The Kleiner Jasmunder Bodden belongs to the North Rügen Bodden and is a water body on the southern edge of the Baltic Sea in the German state of Mecklenburg-Vorpommern.

==Description==
It is a bodden, a type of lagoon that occurs in northern Europe especially on the coast of Pomerania. It is around seven kilometres long and five kilometres across at its widest point, but in places it is considerably narrower.
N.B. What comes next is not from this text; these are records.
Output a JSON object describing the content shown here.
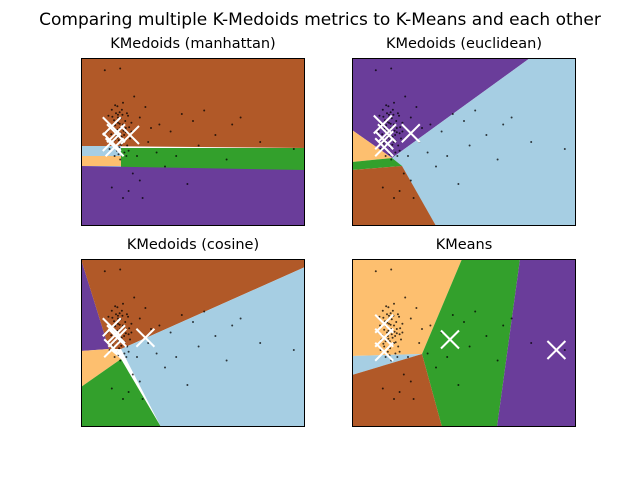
{
  "figure": {
    "suptitle": "Comparing multiple K-Medoids metrics to K-Means and each other",
    "colors": {
      "purple": "#6a3d9a",
      "brown": "#b15928",
      "lightblue": "#a6cee3",
      "green": "#33a02c",
      "orange": "#fdbf6f",
      "frame": "#000000",
      "center_marker": "#ffffff",
      "points": "#000000"
    }
  },
  "chart_data": [
    {
      "type": "scatter",
      "title": "KMedoids (manhattan)",
      "grid": false,
      "n_clusters": 5,
      "regions": [
        "brown",
        "lightblue",
        "orange",
        "green",
        "purple"
      ],
      "centers": [
        [
          -0.1,
          0.25
        ],
        [
          0.05,
          0.05
        ],
        [
          0.55,
          0.0
        ],
        [
          -0.1,
          -0.2
        ],
        [
          0.0,
          -0.35
        ]
      ]
    },
    {
      "type": "scatter",
      "title": "KMedoids (euclidean)",
      "grid": false,
      "n_clusters": 5,
      "regions": [
        "purple",
        "lightblue",
        "orange",
        "green",
        "brown"
      ],
      "centers": [
        [
          -0.1,
          0.3
        ],
        [
          0.05,
          0.05
        ],
        [
          0.9,
          0.05
        ],
        [
          -0.05,
          -0.15
        ],
        [
          -0.05,
          -0.35
        ]
      ]
    },
    {
      "type": "scatter",
      "title": "KMedoids (cosine)",
      "grid": false,
      "n_clusters": 5,
      "regions": [
        "purple",
        "brown",
        "lightblue",
        "orange",
        "green"
      ],
      "centers": [
        [
          -0.1,
          0.25
        ],
        [
          0.05,
          0.05
        ],
        [
          0.1,
          -0.05
        ],
        [
          1.1,
          -0.05
        ],
        [
          -0.05,
          -0.35
        ]
      ]
    },
    {
      "type": "scatter",
      "title": "KMeans",
      "grid": false,
      "n_clusters": 5,
      "regions": [
        "orange",
        "green",
        "purple",
        "lightblue",
        "brown"
      ],
      "centers": [
        [
          -0.05,
          0.35
        ],
        [
          -0.05,
          -0.05
        ],
        [
          2.3,
          -0.1
        ],
        [
          6.1,
          -0.4
        ],
        [
          -0.05,
          -0.45
        ]
      ]
    }
  ],
  "points": [
    [
      0.05,
      0.1
    ],
    [
      0.12,
      0.35
    ],
    [
      -0.08,
      0.52
    ],
    [
      0.3,
      -0.2
    ],
    [
      0.22,
      0.48
    ],
    [
      -0.15,
      -0.1
    ],
    [
      0.4,
      0.2
    ],
    [
      0.08,
      -0.45
    ],
    [
      -0.2,
      0.3
    ],
    [
      0.5,
      0.05
    ],
    [
      0.18,
      0.65
    ],
    [
      -0.05,
      -0.3
    ],
    [
      0.35,
      -0.5
    ],
    [
      0.6,
      0.35
    ],
    [
      -0.25,
      0.1
    ],
    [
      0.1,
      0.82
    ],
    [
      0.25,
      -0.05
    ],
    [
      0.45,
      -0.3
    ],
    [
      0.02,
      0.28
    ],
    [
      0.15,
      -0.15
    ],
    [
      0.32,
      0.12
    ],
    [
      -0.1,
      0.72
    ],
    [
      0.55,
      -0.1
    ],
    [
      0.28,
      0.58
    ],
    [
      0.0,
      -0.6
    ],
    [
      0.38,
      0.4
    ],
    [
      0.08,
      0.0
    ],
    [
      0.2,
      0.2
    ],
    [
      -0.18,
      -0.4
    ],
    [
      0.12,
      0.5
    ],
    [
      0.42,
      -0.6
    ],
    [
      0.05,
      0.62
    ],
    [
      0.3,
      0.3
    ],
    [
      -0.12,
      0.02
    ],
    [
      0.48,
      0.55
    ],
    [
      0.16,
      -0.35
    ],
    [
      0.22,
      0.05
    ],
    [
      -0.02,
      0.42
    ],
    [
      0.36,
      -0.18
    ],
    [
      0.1,
      0.15
    ],
    [
      0.26,
      0.72
    ],
    [
      0.0,
      -0.15
    ],
    [
      0.52,
      0.22
    ],
    [
      -0.22,
      0.55
    ],
    [
      0.14,
      -0.55
    ],
    [
      0.34,
      0.0
    ],
    [
      0.06,
      0.38
    ],
    [
      0.44,
      0.62
    ],
    [
      -0.08,
      -0.22
    ],
    [
      0.2,
      -0.7
    ],
    [
      0.3,
      0.92
    ],
    [
      0.1,
      -0.08
    ],
    [
      0.4,
      0.08
    ],
    [
      -0.05,
      0.18
    ],
    [
      0.18,
      0.32
    ],
    [
      0.24,
      -0.28
    ],
    [
      0.5,
      -0.45
    ],
    [
      0.02,
      0.85
    ],
    [
      0.6,
      0.1
    ],
    [
      0.12,
      0.58
    ],
    [
      0.9,
      0.5
    ],
    [
      1.2,
      -0.2
    ],
    [
      0.8,
      -0.6
    ],
    [
      1.6,
      0.3
    ],
    [
      1.1,
      0.8
    ],
    [
      2.0,
      0.1
    ],
    [
      1.5,
      -0.5
    ],
    [
      2.4,
      0.6
    ],
    [
      3.0,
      -0.3
    ],
    [
      2.8,
      0.4
    ],
    [
      3.6,
      0.0
    ],
    [
      4.0,
      -0.7
    ],
    [
      4.5,
      0.5
    ],
    [
      5.2,
      -0.2
    ],
    [
      6.4,
      -0.4
    ],
    [
      1.8,
      -0.9
    ],
    [
      0.7,
      1.1
    ],
    [
      0.9,
      -1.3
    ],
    [
      3.2,
      0.7
    ],
    [
      2.2,
      -0.6
    ],
    [
      1.3,
      0.2
    ],
    [
      0.3,
      -1.8
    ],
    [
      0.5,
      -1.6
    ],
    [
      0.2,
      1.9
    ],
    [
      -0.35,
      1.85
    ],
    [
      2.6,
      -1.4
    ],
    [
      1.0,
      -1.8
    ],
    [
      4.2,
      0.3
    ],
    [
      0.65,
      -1.1
    ],
    [
      -0.1,
      -1.5
    ]
  ]
}
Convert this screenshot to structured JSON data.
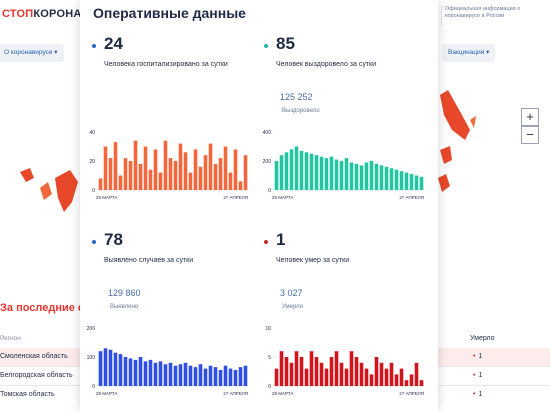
{
  "header": {
    "logo_prefix": "СТОП",
    "logo_main": "КОРОНАВИ",
    "official_info": "Официальная информация о коронавирусе в России"
  },
  "nav": {
    "left_pill": "О коронавирусе ▾",
    "right_pill": "Вакцинация ▾"
  },
  "map": {
    "zoom_in": "+",
    "zoom_out": "−"
  },
  "table": {
    "section_title": "За последние сутки",
    "column_region": "Регион",
    "column_deaths": "Умерло",
    "rows": [
      {
        "region": "Смоленская область",
        "deaths": "1"
      },
      {
        "region": "Белгородская область",
        "deaths": "1"
      },
      {
        "region": "Томская область",
        "deaths": "1"
      }
    ]
  },
  "modal": {
    "title": "Оперативные данные",
    "stats": [
      {
        "value": "24",
        "label": "Человека госпитализировано за сутки",
        "color": "#2a66c9"
      },
      {
        "value": "85",
        "label": "Человек выздоровело за сутки",
        "total": "125 252",
        "total_label": "Выздоровело",
        "color": "#19b9a3"
      },
      {
        "value": "78",
        "label": "Выявлено случаев за сутки",
        "total": "129 860",
        "total_label": "Выявлено",
        "color": "#2a66c9"
      },
      {
        "value": "1",
        "label": "Человек умер за сутки",
        "total": "3 027",
        "total_label": "Умерло",
        "color": "#c62828"
      }
    ]
  },
  "chart_data": [
    {
      "type": "bar",
      "color": "#f2683c",
      "y_ticks": [
        "40",
        "20",
        "0"
      ],
      "ylim": [
        0,
        40
      ],
      "x_start_label": "29 МАРТА",
      "x_end_label": "27 АПРЕЛЯ",
      "values": [
        8,
        30,
        22,
        33,
        10,
        22,
        20,
        34,
        18,
        30,
        14,
        28,
        12,
        34,
        22,
        20,
        32,
        26,
        12,
        28,
        16,
        24,
        32,
        18,
        22,
        30,
        12,
        28,
        6,
        24
      ]
    },
    {
      "type": "bar",
      "color": "#22c4a2",
      "y_ticks": [
        "400",
        "200",
        "0"
      ],
      "ylim": [
        0,
        400
      ],
      "x_start_label": "29 МАРТА",
      "x_end_label": "27 АПРЕЛЯ",
      "values": [
        200,
        240,
        260,
        280,
        300,
        270,
        260,
        250,
        240,
        230,
        220,
        230,
        210,
        200,
        220,
        190,
        180,
        170,
        190,
        200,
        180,
        170,
        160,
        150,
        140,
        130,
        120,
        110,
        100,
        90
      ]
    },
    {
      "type": "bar",
      "color": "#2f4fe0",
      "y_ticks": [
        "200",
        "100",
        "0"
      ],
      "ylim": [
        0,
        200
      ],
      "x_start_label": "29 МАРТА",
      "x_end_label": "27 АПРЕЛЯ",
      "values": [
        120,
        130,
        125,
        115,
        110,
        100,
        95,
        90,
        100,
        85,
        90,
        80,
        85,
        75,
        80,
        70,
        75,
        80,
        70,
        65,
        75,
        60,
        70,
        65,
        55,
        70,
        60,
        55,
        65,
        70
      ]
    },
    {
      "type": "bar",
      "color": "#d0161c",
      "y_ticks": [
        "10",
        "5",
        "0"
      ],
      "ylim": [
        0,
        10
      ],
      "x_start_label": "29 МАРТА",
      "x_end_label": "27 АПРЕЛЯ",
      "values": [
        3,
        6,
        5,
        4,
        6,
        5,
        3,
        6,
        5,
        4,
        3,
        5,
        6,
        4,
        3,
        6,
        5,
        4,
        3,
        2,
        5,
        4,
        3,
        4,
        2,
        3,
        1,
        2,
        4,
        1
      ]
    }
  ]
}
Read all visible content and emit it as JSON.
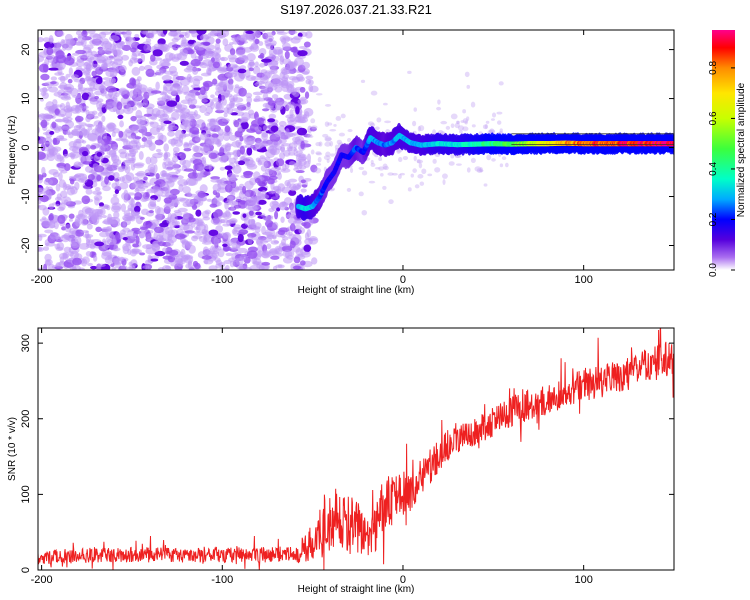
{
  "title": "S197.2026.037.21.33.R21",
  "colors": {
    "snr_line": "#ee2020",
    "spectrogram_low": "#8a2be2",
    "spectrogram_dark": "#5500dd",
    "frame": "#000000"
  },
  "chart_data": [
    {
      "id": "spectrogram",
      "type": "heatmap",
      "title": "S197.2026.037.21.33.R21",
      "xlabel": "Height of straight line (km)",
      "ylabel": "Frequency (Hz)",
      "xlim": [
        -202,
        150
      ],
      "ylim": [
        -25,
        24
      ],
      "xticks": [
        -200,
        -100,
        0,
        100
      ],
      "yticks": [
        -20,
        -10,
        0,
        10,
        20
      ],
      "colorbar": {
        "label": "Normalized spectral amplitude",
        "range": [
          0.0,
          0.95
        ],
        "ticks": [
          0.0,
          0.2,
          0.4,
          0.6,
          0.8
        ],
        "tick_labels": [
          "0.0",
          "0.2",
          "0.4",
          "0.6",
          "0.8"
        ],
        "colormap": "rainbow"
      },
      "noise_region": {
        "x_range": [
          -202,
          -52
        ],
        "y_range": [
          -25,
          24
        ],
        "amplitude": 0.05
      },
      "signal_track": {
        "x": [
          -58,
          -54,
          -50,
          -46,
          -42,
          -38,
          -34,
          -30,
          -26,
          -22,
          -18,
          -14,
          -10,
          -6,
          -2,
          0,
          4,
          10,
          20,
          30,
          40,
          50,
          60,
          70,
          80,
          90,
          100,
          110,
          120,
          130,
          140,
          150
        ],
        "frequency": [
          -12,
          -12.5,
          -12,
          -10,
          -7,
          -5,
          -1.5,
          -2,
          0,
          -1,
          2,
          1,
          0.5,
          1,
          2.5,
          2,
          1,
          0.5,
          0.8,
          0.6,
          0.7,
          0.8,
          0.7,
          0.8,
          0.8,
          0.9,
          0.8,
          0.8,
          0.8,
          0.8,
          0.8,
          0.8
        ],
        "amplitude": [
          0.3,
          0.35,
          0.3,
          0.25,
          0.2,
          0.2,
          0.2,
          0.2,
          0.25,
          0.2,
          0.3,
          0.28,
          0.25,
          0.28,
          0.3,
          0.3,
          0.3,
          0.3,
          0.35,
          0.35,
          0.4,
          0.45,
          0.5,
          0.6,
          0.7,
          0.8,
          0.85,
          0.9,
          0.9,
          0.92,
          0.95,
          0.95
        ]
      }
    },
    {
      "id": "snr",
      "type": "line",
      "xlabel": "Height of straight line (km)",
      "ylabel": "SNR (10 * v/v)",
      "xlim": [
        -202,
        150
      ],
      "ylim": [
        0,
        320
      ],
      "xticks": [
        -200,
        -100,
        0,
        100
      ],
      "yticks": [
        0,
        100,
        200,
        300
      ],
      "series": [
        {
          "name": "SNR",
          "x": [
            -202,
            -190,
            -170,
            -150,
            -120,
            -100,
            -80,
            -60,
            -52,
            -45,
            -40,
            -35,
            -30,
            -25,
            -20,
            -15,
            -10,
            -5,
            0,
            5,
            10,
            15,
            20,
            25,
            30,
            40,
            50,
            60,
            70,
            80,
            90,
            100,
            110,
            120,
            130,
            140,
            150
          ],
          "y": [
            15,
            18,
            20,
            20,
            20,
            20,
            20,
            22,
            30,
            50,
            65,
            70,
            60,
            55,
            45,
            60,
            90,
            95,
            100,
            110,
            120,
            135,
            150,
            165,
            175,
            185,
            195,
            210,
            220,
            225,
            235,
            245,
            250,
            255,
            265,
            275,
            280
          ],
          "noise_amplitude": [
            8,
            10,
            10,
            10,
            10,
            10,
            10,
            12,
            25,
            35,
            40,
            40,
            40,
            35,
            30,
            35,
            35,
            30,
            30,
            30,
            25,
            25,
            22,
            22,
            20,
            20,
            20,
            20,
            20,
            20,
            20,
            22,
            22,
            22,
            22,
            24,
            24
          ]
        }
      ]
    }
  ]
}
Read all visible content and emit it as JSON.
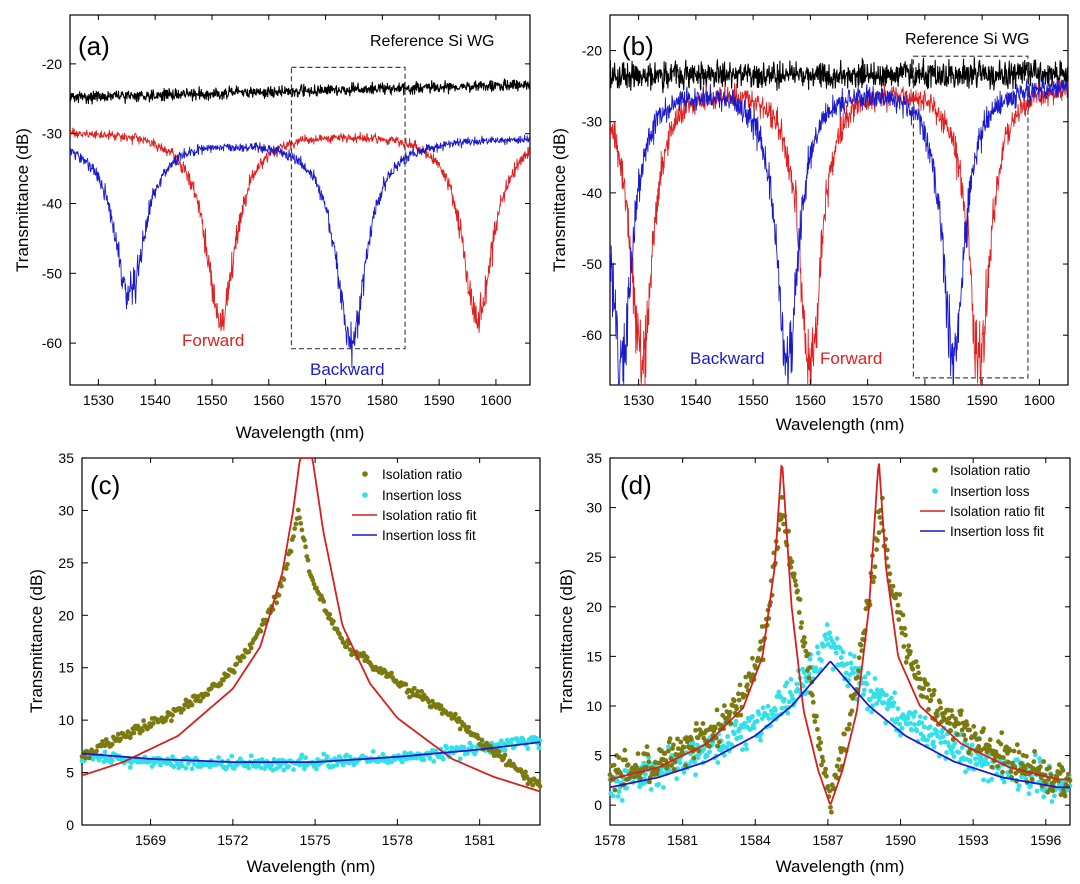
{
  "chart_data": [
    {
      "panel_label": "(a)",
      "type": "line",
      "xlabel": "Wavelength (nm)",
      "ylabel": "Transmittance (dB)",
      "xlim": [
        1525,
        1606
      ],
      "ylim": [
        -66,
        -13
      ],
      "xticks": [
        1530,
        1540,
        1550,
        1560,
        1570,
        1580,
        1590,
        1600
      ],
      "yticks": [
        -60,
        -50,
        -40,
        -30,
        -20
      ],
      "annotations": [
        {
          "text": "Reference Si WG",
          "color": "#000000"
        },
        {
          "text": "Forward",
          "color": "#e02020"
        },
        {
          "text": "Backward",
          "color": "#1a1acc"
        }
      ],
      "highlight_box": {
        "x": [
          1564,
          1584
        ],
        "y": [
          -60.8,
          -20.5
        ]
      },
      "series": [
        {
          "key": "reference",
          "color": "#000000",
          "baseline_start": -24.8,
          "baseline_end": -23.0,
          "noise": 0.7,
          "dips": []
        },
        {
          "key": "forward",
          "color": "#e02020",
          "baseline_start": -29.5,
          "baseline_end": -29.5,
          "noise": 0.5,
          "dips": [
            {
              "center": 1551.5,
              "depth": -56.5
            },
            {
              "center": 1596.8,
              "depth": -57
            }
          ]
        },
        {
          "key": "backward",
          "color": "#1a1acc",
          "baseline_start": -30.5,
          "baseline_end": -30.5,
          "noise": 0.5,
          "dips": [
            {
              "center": 1535.5,
              "depth": -53
            },
            {
              "center": 1574.5,
              "depth": -60
            }
          ]
        }
      ]
    },
    {
      "panel_label": "(b)",
      "type": "line",
      "xlabel": "Wavelength (nm)",
      "ylabel": "Transmittance (dB)",
      "xlim": [
        1525,
        1605
      ],
      "ylim": [
        -67,
        -15
      ],
      "xticks": [
        1530,
        1540,
        1550,
        1560,
        1570,
        1580,
        1590,
        1600
      ],
      "yticks": [
        -60,
        -50,
        -40,
        -30,
        -20
      ],
      "annotations": [
        {
          "text": "Reference Si WG",
          "color": "#000000"
        },
        {
          "text": "Backward",
          "color": "#1a1acc"
        },
        {
          "text": "Forward",
          "color": "#e02020"
        }
      ],
      "highlight_box": {
        "x": [
          1578,
          1598
        ],
        "y": [
          -66,
          -20.8
        ]
      },
      "series": [
        {
          "key": "reference",
          "color": "#000000",
          "baseline_start": -23.5,
          "baseline_end": -23.2,
          "noise": 1.6,
          "dips": []
        },
        {
          "key": "forward",
          "color": "#e02020",
          "baseline_start": -24.5,
          "baseline_end": -24.5,
          "noise": 1.2,
          "dips": [
            {
              "center": 1530.5,
              "depth": -64
            },
            {
              "center": 1560,
              "depth": -64
            },
            {
              "center": 1589.5,
              "depth": -64
            }
          ]
        },
        {
          "key": "backward",
          "color": "#1a1acc",
          "baseline_start": -24.5,
          "baseline_end": -24.5,
          "noise": 1.2,
          "dips": [
            {
              "center": 1527,
              "depth": -64
            },
            {
              "center": 1556,
              "depth": -64
            },
            {
              "center": 1585,
              "depth": -63
            }
          ]
        }
      ]
    },
    {
      "panel_label": "(c)",
      "type": "scatter",
      "xlabel": "Wavelength (nm)",
      "ylabel": "Transmittance (dB)",
      "xlim": [
        1566.5,
        1583.2
      ],
      "ylim": [
        0,
        35
      ],
      "xticks": [
        1569,
        1572,
        1575,
        1578,
        1581
      ],
      "yticks": [
        0,
        5,
        10,
        15,
        20,
        25,
        30,
        35
      ],
      "legend": {
        "position": "top-right",
        "entries": [
          {
            "label": "Isolation ratio",
            "marker": "dot",
            "color": "#7a7a10"
          },
          {
            "label": "Insertion loss",
            "marker": "dot",
            "color": "#33e0e8"
          },
          {
            "label": "Isolation ratio fit",
            "marker": "line",
            "color": "#d42020"
          },
          {
            "label": "Insertion loss fit",
            "marker": "line",
            "color": "#1a1acc"
          }
        ]
      },
      "isolation_ratio": [
        [
          1566.6,
          6.6
        ],
        [
          1567.5,
          7.8
        ],
        [
          1568.5,
          9
        ],
        [
          1569.5,
          10.3
        ],
        [
          1570.5,
          11.6
        ],
        [
          1571.5,
          13.5
        ],
        [
          1572.5,
          16.5
        ],
        [
          1573.2,
          19.5
        ],
        [
          1573.7,
          22.5
        ],
        [
          1574.1,
          26
        ],
        [
          1574.4,
          30
        ],
        [
          1574.8,
          24
        ],
        [
          1575.3,
          21
        ],
        [
          1576,
          17.5
        ],
        [
          1577,
          15.5
        ],
        [
          1578,
          13.5
        ],
        [
          1579,
          12
        ],
        [
          1580,
          10.5
        ],
        [
          1581,
          8
        ],
        [
          1582,
          6
        ],
        [
          1583,
          4
        ]
      ],
      "insertion_loss": [
        [
          1566.6,
          6.6
        ],
        [
          1569,
          6
        ],
        [
          1572,
          5.8
        ],
        [
          1575,
          5.9
        ],
        [
          1578,
          6.3
        ],
        [
          1580,
          7
        ],
        [
          1583,
          8
        ]
      ],
      "isolation_ratio_fit": [
        [
          1566.6,
          4.8
        ],
        [
          1568,
          6
        ],
        [
          1570,
          8.5
        ],
        [
          1572,
          13
        ],
        [
          1573,
          17
        ],
        [
          1573.8,
          24
        ],
        [
          1574.2,
          30
        ],
        [
          1574.45,
          35
        ],
        [
          1574.9,
          35
        ],
        [
          1575.3,
          28
        ],
        [
          1576,
          19
        ],
        [
          1577,
          13.5
        ],
        [
          1578,
          10.2
        ],
        [
          1580,
          6.3
        ],
        [
          1581.5,
          4.6
        ],
        [
          1583.2,
          3.2
        ]
      ],
      "insertion_loss_fit": [
        [
          1566.6,
          6.8
        ],
        [
          1569,
          6.3
        ],
        [
          1572,
          6
        ],
        [
          1575,
          6
        ],
        [
          1578,
          6.5
        ],
        [
          1581,
          7.2
        ],
        [
          1583.2,
          7.9
        ]
      ]
    },
    {
      "panel_label": "(d)",
      "type": "scatter",
      "xlabel": "Wavelength (nm)",
      "ylabel": "Transmittance (dB)",
      "xlim": [
        1578,
        1597
      ],
      "ylim": [
        -2,
        35
      ],
      "xticks": [
        1578,
        1581,
        1584,
        1587,
        1590,
        1593,
        1596
      ],
      "yticks": [
        0,
        5,
        10,
        15,
        20,
        25,
        30,
        35
      ],
      "legend": {
        "position": "top-right",
        "entries": [
          {
            "label": "Isolation ratio",
            "marker": "dot",
            "color": "#7a7a10"
          },
          {
            "label": "Insertion loss",
            "marker": "dot",
            "color": "#33e0e8"
          },
          {
            "label": "Isolation ratio fit",
            "marker": "line",
            "color": "#d42020"
          },
          {
            "label": "Insertion loss fit",
            "marker": "line",
            "color": "#1a1acc"
          }
        ]
      },
      "isolation_ratio": [
        [
          1579,
          3.5
        ],
        [
          1581,
          5.5
        ],
        [
          1582.5,
          8
        ],
        [
          1583.5,
          11
        ],
        [
          1584.3,
          16
        ],
        [
          1584.8,
          24
        ],
        [
          1585.1,
          30
        ],
        [
          1585.8,
          20
        ],
        [
          1586.5,
          8
        ],
        [
          1587.1,
          0.2
        ],
        [
          1587.8,
          8
        ],
        [
          1588.5,
          17
        ],
        [
          1589.2,
          30
        ],
        [
          1589.6,
          22
        ],
        [
          1590.5,
          14
        ],
        [
          1591.5,
          10
        ],
        [
          1593,
          6.5
        ],
        [
          1595,
          4
        ],
        [
          1596.5,
          2.5
        ]
      ],
      "insertion_loss": [
        [
          1578,
          2
        ],
        [
          1580,
          3.5
        ],
        [
          1582,
          5.5
        ],
        [
          1584,
          8
        ],
        [
          1585.5,
          11
        ],
        [
          1586.5,
          14
        ],
        [
          1587,
          17
        ],
        [
          1587.5,
          15
        ],
        [
          1588.5,
          12
        ],
        [
          1590,
          9
        ],
        [
          1592,
          6
        ],
        [
          1594,
          4
        ],
        [
          1596.5,
          2
        ]
      ],
      "isolation_ratio_fit": [
        [
          1578,
          2.6
        ],
        [
          1580,
          3.8
        ],
        [
          1582,
          6.2
        ],
        [
          1583.5,
          9.8
        ],
        [
          1584.3,
          15
        ],
        [
          1584.8,
          24
        ],
        [
          1585.1,
          35
        ],
        [
          1585.5,
          20
        ],
        [
          1586,
          9.5
        ],
        [
          1586.6,
          3.5
        ],
        [
          1587.1,
          0
        ],
        [
          1587.6,
          3.5
        ],
        [
          1588.2,
          9.5
        ],
        [
          1588.7,
          20
        ],
        [
          1589.1,
          35
        ],
        [
          1589.4,
          24
        ],
        [
          1589.9,
          15
        ],
        [
          1590.8,
          10
        ],
        [
          1592.5,
          6.2
        ],
        [
          1594.5,
          3.8
        ],
        [
          1596.5,
          2.6
        ]
      ],
      "insertion_loss_fit": [
        [
          1578,
          1.8
        ],
        [
          1580,
          2.8
        ],
        [
          1582,
          4.4
        ],
        [
          1584,
          7
        ],
        [
          1585.5,
          10
        ],
        [
          1586.5,
          12.8
        ],
        [
          1587.1,
          14.5
        ],
        [
          1587.7,
          12.8
        ],
        [
          1588.7,
          10
        ],
        [
          1590.2,
          7
        ],
        [
          1592.2,
          4.4
        ],
        [
          1594.2,
          2.8
        ],
        [
          1596.5,
          1.8
        ]
      ]
    }
  ]
}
It has an area of 28.4 square kilometres.

==Geography==
The lagoon is bounded to the north by the Jasmund peninsula, to the east by the spit of the Schmale Heide and to the south by the main body of the island of Rügen, the Muttland. To the northwest near Lietzow it is linked to the Großer Jasmunder Bodden by a ditch and sluice gate. The two bodden were first separated in 1869 by the construction of an embankment that now carries the B 96 federal road and the Stralsund–Sassnitz railway. This embankment turned the bodden more or less into a lake. The shore of the bodden is quite indented: for example, the Pulitz peninsula juts out well into the bodden. This is designated as a nature reserve.

==Environment==
The water of the Kleiner Jasmunder Bodden contains very little salt because it has no direct link to the Baltic Sea. The canal to the Großer Jasmunder Bodden, which only has a salt content of 0.6 to 0.7 per cent itself, is too small to deliver salt continuously. The bodden is rich in fish. Its water quality is poor, however, due to discharges from the sewage works at Bergen and eutrophication is well advanced. However, an improvement in water quality is still being sought. The moor area of the Ossen lowland near Buschvitz was renatured and an open connection created between the Ossen and the Kleiner Jasmunder Bodden. The dam to the Great Jasmunder Bodden and the dam between Stedar and the Pulitz peninsula are also to be opened.

By the Kleiner Jasmunder Bodden is a 9.8 kilometre long circular walk that starts at Lietzow. The trail is classed as moderate and is used by hikers, runners and ornithologists.

===Important Bird Area===
The bodden has been designated an Important Bird Area (IBA) by BirdLife International because it supports large numbers of wintering waterfowl as well as breeding sandwich terns and white-tailed sea-eagles.